One of the skilled workers (all of them lived in that "colonia") said he had some piping at his house. So, my friend TJ jumped in the back of the truck and I with him as his interpretor along with some people and off we went. Along the way there was talk of where they lived and how "nice" it was; they named this particular section of the colonia "Beach Front Vistas". I was thinking how thankful I was that we were leaving, even for just a little bit, the deplorable conditions of the neighborhood we were working in. What we actually drove up on (while holding on with a death grip because the pot holes were so big it was more like off-roading) was breath taking -- literally.

It was getting harder and harder to take a breath because the air was so dusty, so hot, so freaking foul, dude. So foul. The neighborhood started to have a definite change. The houses became shacks, then became adobe shacks, then finally just adobe huts with thatched roofs; a spotted dog all skin and ribs looking at us as we bounced by. We pulled into an encirclement of homes, and on my left there, just over the wall of the first house, was the beach they were refering to.

Now I knew where that sewage was going.

It's a scene that I will forever vividly recall. I just sat there and kinda stared at that. TJ jumped out and started grabbing pipes -- I was shaken back to the task at hand.

Getting back to the church, I was so glad to be back in the lap of luxury.

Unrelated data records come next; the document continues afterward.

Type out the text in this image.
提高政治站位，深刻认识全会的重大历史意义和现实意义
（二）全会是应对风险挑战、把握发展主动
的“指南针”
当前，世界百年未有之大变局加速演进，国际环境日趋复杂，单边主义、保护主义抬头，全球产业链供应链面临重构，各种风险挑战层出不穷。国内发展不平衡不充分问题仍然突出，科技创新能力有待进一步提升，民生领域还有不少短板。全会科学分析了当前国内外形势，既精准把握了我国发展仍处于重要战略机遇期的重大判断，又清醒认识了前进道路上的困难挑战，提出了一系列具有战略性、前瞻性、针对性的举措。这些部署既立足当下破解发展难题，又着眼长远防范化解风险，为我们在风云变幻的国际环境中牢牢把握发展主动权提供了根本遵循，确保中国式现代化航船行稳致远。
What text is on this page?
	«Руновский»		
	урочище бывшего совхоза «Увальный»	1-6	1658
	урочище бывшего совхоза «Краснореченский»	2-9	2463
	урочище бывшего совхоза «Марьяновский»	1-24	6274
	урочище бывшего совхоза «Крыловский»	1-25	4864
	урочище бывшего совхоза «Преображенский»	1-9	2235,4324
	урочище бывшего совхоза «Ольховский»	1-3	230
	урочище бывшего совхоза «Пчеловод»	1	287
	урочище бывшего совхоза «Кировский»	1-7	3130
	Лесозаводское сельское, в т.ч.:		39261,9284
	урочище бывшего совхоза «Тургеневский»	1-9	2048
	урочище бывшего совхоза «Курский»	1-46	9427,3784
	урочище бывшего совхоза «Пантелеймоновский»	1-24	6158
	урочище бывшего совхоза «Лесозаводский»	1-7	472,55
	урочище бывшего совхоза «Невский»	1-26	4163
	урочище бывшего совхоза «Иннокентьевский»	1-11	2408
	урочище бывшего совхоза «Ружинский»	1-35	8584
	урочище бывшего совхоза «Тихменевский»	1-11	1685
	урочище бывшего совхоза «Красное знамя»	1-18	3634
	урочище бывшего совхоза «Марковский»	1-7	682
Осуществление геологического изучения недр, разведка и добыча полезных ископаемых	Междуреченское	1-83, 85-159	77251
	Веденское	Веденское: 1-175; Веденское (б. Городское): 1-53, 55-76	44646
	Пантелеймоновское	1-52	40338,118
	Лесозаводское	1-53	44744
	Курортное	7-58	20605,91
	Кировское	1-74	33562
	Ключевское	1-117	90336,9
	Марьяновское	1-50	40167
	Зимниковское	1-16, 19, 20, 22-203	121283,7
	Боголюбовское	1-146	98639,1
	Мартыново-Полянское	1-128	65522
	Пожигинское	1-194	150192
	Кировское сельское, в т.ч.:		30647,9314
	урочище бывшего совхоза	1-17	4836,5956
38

Someone asked on that trip if the people truly knew the conditions in which they were living. I think so -- I know so.

What to know something? The people were so proud of that church, man. My apartment is bigger, and more comfortable (with indoor plumbing and carpet and air conditioning and heat, and a fridge with FOOD) than that church. But it doesn't have half the value. And when we met for service that night, the people came -- clean, pressed, tidy, hair combed, shaved, with humility, with honor, wearing their best clothes and entering with a sense of reverance.

Today, the editors of CNN.com thought I should know Anna Nicole's baby's birth certificate might be a fraud.